We performed verification with Confluent Platform 6.2 Tiered Storage in NetApp StorageGRID. The NetApp and Confluent teams worked on this verification together and ran the test cases required for verification.
Confluent Platform setup
We used the following setup for verification.
For verification, we used three zookeepers, five brokers, five test-script executing servers, named tools servers with 256GB RAM, and 16 CPUs. For NetApp storage, we used StorageGRID with an SG1000 load balancer with four SGF6024s. The storage and brokers were connected via 100GbE connections.
The following figure shows the network topology of configuration used for Confluent verification.
The tools servers act as application clients that send requests to Confluent nodes.
Confluent tiered storage configuration
The tiered storage configuration requires the following parameters in Kafka:
Confluent.tier.archiver.num.threads=16 confluent.tier.fetcher.num.threads=32 confluent.tier.enable=true confluent.tier.feature=true confluent.tier.backend=S3 confluent.tier.s3.bucket=kafkasgdbucket1-2 confluent.tier.s3.region=us-west-2 confluent.tier.s3.cred.file.path=/data/kafka/.ssh/credentials confluent.tier.s3.aws.endpoint.override=http://kafkasgd.rtpppe.netapp.com:10444/ confluent.tier.s3.force.path.style.access=true
For verification, we used StorageGRID with the HTTP protocol, but HTTPS also works. The access key and secret key are stored in the file name provided in the
NetApp object storage - StorageGRID
We configured single-site configuration in StorageGRID for verfication.
We completed the following five test cases for the verification. These tests are executed on the Trogdor framework. The first two were functionality tests and the remaining three were performance tests.
Object store correctness test
This test determines whether all basic operations (for example, get/put/delete) on the object store API work well according to the needs of tiered storage. It is a basic test that every object store service should expect to pass ahead of the following tests. It is an assertive test that either passes or fails.

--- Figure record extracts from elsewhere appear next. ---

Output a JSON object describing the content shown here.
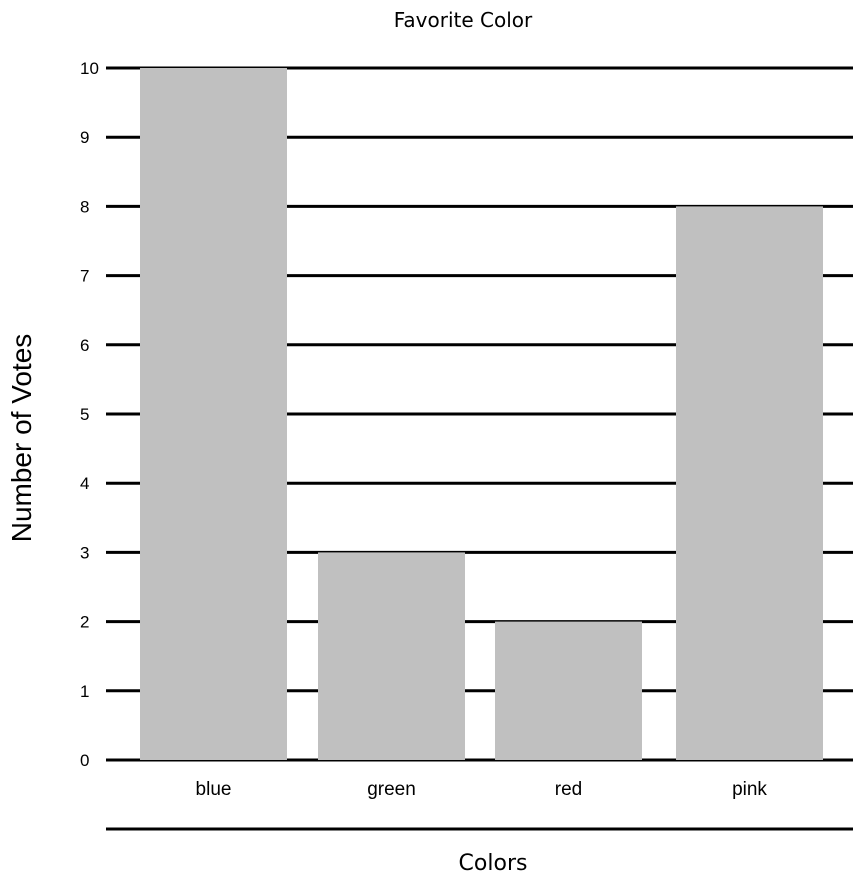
{
  "chart_data": {
    "type": "bar",
    "title": "Favorite Color",
    "xlabel": "Colors",
    "ylabel": "Number of Votes",
    "categories": [
      "blue",
      "green",
      "red",
      "pink"
    ],
    "values": [
      10,
      3,
      2,
      8
    ],
    "ylim": [
      0,
      10
    ],
    "yticks": [
      "0",
      "1",
      "2",
      "3",
      "4",
      "5",
      "6",
      "7",
      "8",
      "9",
      "10"
    ],
    "grid": true,
    "legend": "none",
    "colors": {
      "bar": "#c0c0c0",
      "grid": "#000000",
      "text": "#000000"
    }
  }
}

Tiering functionality correctness test
This test determines if end-to-end tiered storage functionality works well with an assertive test that either passes or fails. The test creates a test topic that by default is configured with tiering enabled and highly a reduced hotset size. It produces an event stream to the newly created test topic, it waits for the brokers to archive the segments to the object store, and it then consumes the event stream and validates that the consumed stream matches the produced stream. The number of messages produced to the event stream is configurable, which lets the user generate a sufficiently large workload according to the needs of testing. The reduced hotset size ensures that the consumer fetches outside the active segment are served only from the object store; this helps test the correctness of the object store for reads. We have performed this test with and without an object-store fault injection. We simulated node failure by stopping the service manager service in one of the nodes in StorageGRID and validating that the end-to-end functionality works with object storage.
Tier fetch benchmark
This test validated the read performance of the tiered object storage and checked the range fetch read requests under heavy load from segments generated by the benchmark. In this benchmark, Confluent developed custom clients to serve the tier fetch requests.
Produce-consume workload benchmark
This test indirectly generated write workload on the object store through the archival of segments. The read workload (segments read) was generated from object storage when consumer groups fetched the segments. This workload was generated by the test script. This test checked the performance of read and write on the object storage in parallel threads. We tested with and without object store fault injection as we did for the tiering functionality correctness test.
Retention workload benchmark
This test checked the deletion performance of an object store under a heavy topic-retention workload. The retention workload was generated using a test script that produces many messages in parallel to a test topic. The test topic was configuring with an aggressive size-based and time-based retention setting that caused the event stream to be continuously purged from the object store. The segments were then archived. This led to a large number of deletions in the object storage by the broker and collection of the performance of the object-store delete operations.